Sanxingdui Museum was built in the 1990s to keep, preserve, display and research the archaeological discoveries from the Sanxingdui site. By sheer chance, in 1929, some artifacts that would later form the basis of the Sanxingdui collection were discovered by a villager. However, they were only recognized as significant discoveries in the 1980s when thousands of more bronzeware items were unearthed from two pits, providing valuable insight into the ancient civilization in Sichuan, known as Shu. More discoveries have since been made at the Sanxingdui site, attracting many visitors from around the country to the museum.

Among the artifacts found at Sanxingdui, a 3.96-meter-tall bronze holy tree is the most enigmatic, and attracted Zhao during her visit. With a main body and a base, the holy tree has three levels to its trunk and nine birds stand on its branches. Experts believe it reflects the ancient Shu people’s worship of the sun.

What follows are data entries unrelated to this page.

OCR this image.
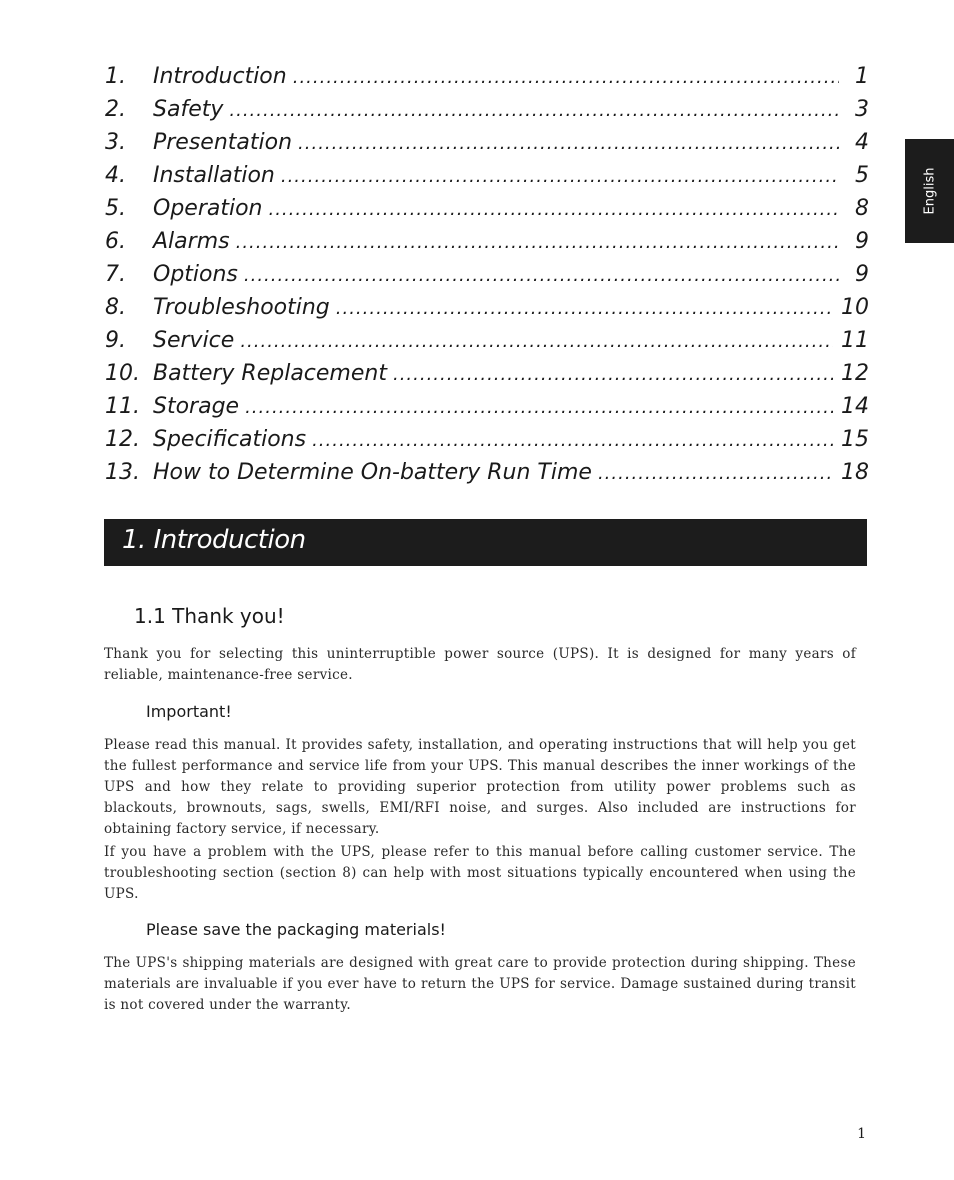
1.	Introduction .....	1
2.	Safety .....	3
3.	Presentation .....	4
4.	Installation .....	5
5.	Operation .....	8
6.	Alarms .....	9
7.	Options .....	9
8.	Troubleshooting .....	10
9.	Service .....	11
10. Battery Replacement .....	12
11. Storage .....	14
12. Specifications .....	15
13. How to Determine On-battery Run Time .....	18
English
1. Introduction
1.1 Thank you!

Thank you for selecting this uninterruptible power source (UPS). It is designed for many years of reliable, maintenance-free service.

Important!

Please read this manual. It provides safety, installation, and operating instructions that will help you get the fullest performance and service life from your UPS. This manual describes the inner workings of the UPS and how they relate to providing superior protection from utility power problems such as blackouts, brownouts, sags, swells, EMI/RFI noise, and surges. Also included are instructions for obtaining factory service, if necessary.

If you have a problem with the UPS, please refer to this manual before calling customer service. The troubleshooting section (section 8) can help with most situations typically encountered when using the UPS.

Please save the packaging materials!

The UPS's shipping materials are designed with great care to provide protection during shipping. These materials are invaluable if you ever have to return the UPS for service. Damage sustained during transit is not covered under the warranty.

1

“Perhaps the birds serve as a connection between the sky and earth, between the mortal world and the heavens,” says Zhao. “The tree conjured up a lot of images and sounds for me. I wanted to take the listeners back to ancient China by using sounds from the future. Only electronic music could work with pipa to create such an atmospheric sonic experience, which is full of imagination,” she adds.

As soon as she returned to her home in Beijing, Zhao called her friend Liu Sichao, who graduated from the Central Conservatory of Music with a major in electronic music composition.

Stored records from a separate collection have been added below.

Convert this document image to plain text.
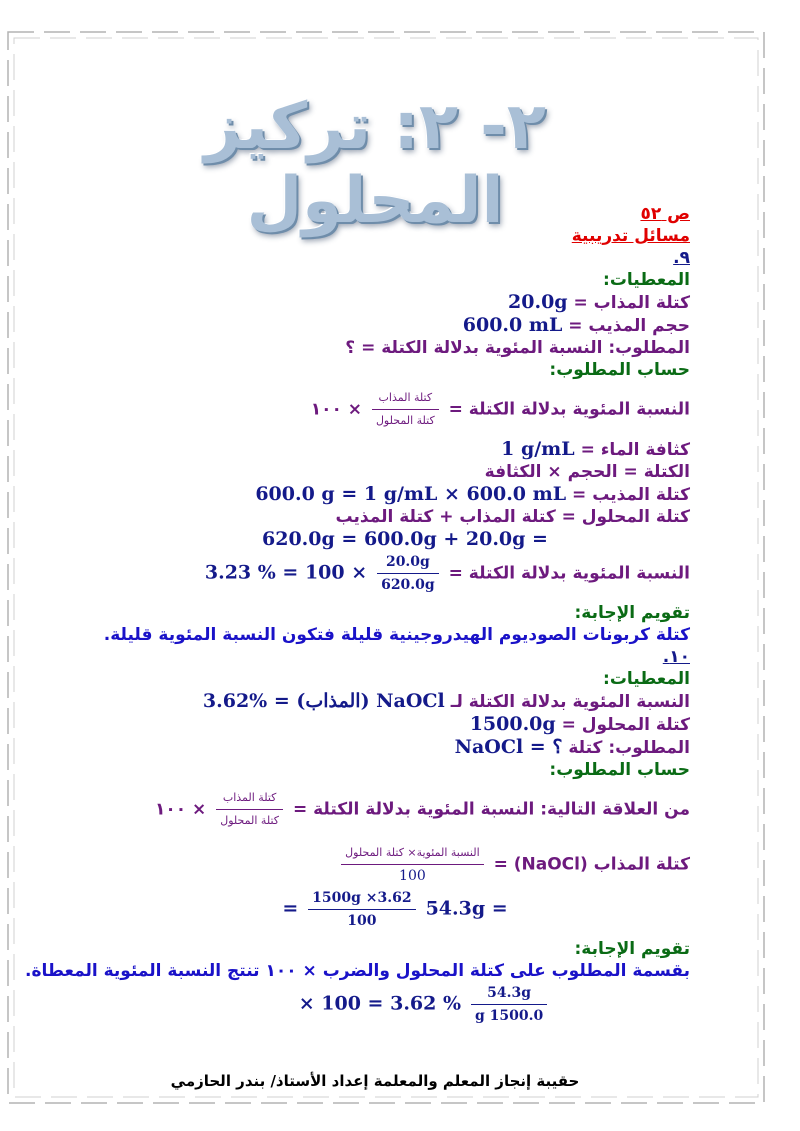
٢- ٢: تركيز المحلول	ص ٥٢
مسائل تدريبية
٩.
المعطيات:
كتلة المذاب = 20.0g
حجم المذيب = 600.0 mL
المطلوب: النسبة المئوية بدلالة الكتلة = ؟
حساب المطلوب:
النسبة المئوية بدلالة الكتلة =
$\frac{\text{كتلة المذاب}}{\text{كتلة المحلول}}$
× ١٠٠
كثافة الماء = 1 g/mL
الكتلة = الحجم × الكثافة
كتلة المذيب = 600.0 g = 1 g/mL × 600.0 mL
كتلة المحلول = كتلة المذاب + كتلة المذيب
620.0g = 600.0g + 20.0g =
النسبة المئوية بدلالة الكتلة =
$\frac{20.0g}{620.0g}$
3.23 % = 100 ×
تقويم الإجابة:
كتلة كربونات الصوديوم الهيدروجينية قليلة فتكون النسبة المئوية قليلة.
١٠.
المعطيات:
النسبة المئوية بدلالة الكتلة لـ 3.62% = (المذاب) NaOCl
كتلة المحلول = 1500.0g
المطلوب: كتلة NaOCl = ؟
حساب المطلوب:
من العلاقة التالية: النسبة المئوية بدلالة الكتلة =
$\frac{\text{كتلة المذاب}}{\text{كتلة المحلول}}$
× ١٠٠
كتلة المذاب (NaOCl) =
$\frac{\text{النسبة المئوية× كتلة المحلول}}{100}$
54.3g =
$\frac{1500g \times 3.62}{100}$
=
تقويم الإجابة:
بقسمة المطلوب على كتلة المحلول والضرب × ١٠٠ تنتج النسبة المئوية المعطاة.
$\frac{54.3g}{1500.0 g}$
× 100 = 3.62 %
حقيبة إنجاز المعلم والمعلمة إعداد الأستاذ/ بندر الحازمي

“I was very excited when she told me about her ideas. It was not the first time that I worked with a traditional Chinese musician, but it was the first time that I composed for pipa,” says Liu.

“She is very open-minded about music and we tried to find a balance between pipa and electronic music. We agreed that the two, one from ancient China and the other from the contemporary world, should coexist with harmony and independence,” Liu adds.

Zhao, who was born into a family of musicians in Northeast China’s Jilin Province, learned to play pipa with her mother when she was a child. In 1996, Zhao came to Beijing to study pipa at the Central Conservatory of Music and joined the China National Traditional Orchestra after her graduation in 2000.

She is known for reviving the ancient musical instrument by giving it a contemporary twist. Her 2005 debut album “Carmen” features pieces adapted for pipa and guitar.

Her second album “Sound of China: Dance in the Moon,” which was released in 2008, saw her collaborating with the Prague Symphony Orchestra, featuring pieces such as “Moonlight on Spring River” and “Ambush on All Sides.”

The pipa player is also credited with popularizing the ancient instrument among a younger audience. She performed a pipa piece titled “Red Flame” for “Honor of Kings,” a best-selling video game by Tencent Games subsidiary TiMi Studios, when it introduced its new character, a female warrior named Yun Ying. With different techniques of playing her pipa, such as plucking the strings individually or sweeping the pick across all of the strings, Zhao vividly portrays Yun, a lovely, brave young female warrior armed with a spear.

Though Zhao has never been trained to compose, since her first album, she has tried to create melodies for her instrument. “Composing for Sanxingdui was quite challenging compared to my other compositions. It’s abstract and full of complexity,” says Zhao, who once wrote a pipa piece titled “Flying Apsaras,” inspired by a trip to Dunhuang in Gansu Province, home to the Mogao Grottoes.

“I sent Liu lots of musical elements that I thought of after returning from Sanxingdui and he replied with his electronic arrangements. Those sounds then inspired new ideas. We finished the whole piece by inspiring each other and exchanging ideas back and forth. It was a long process,” says Zhao.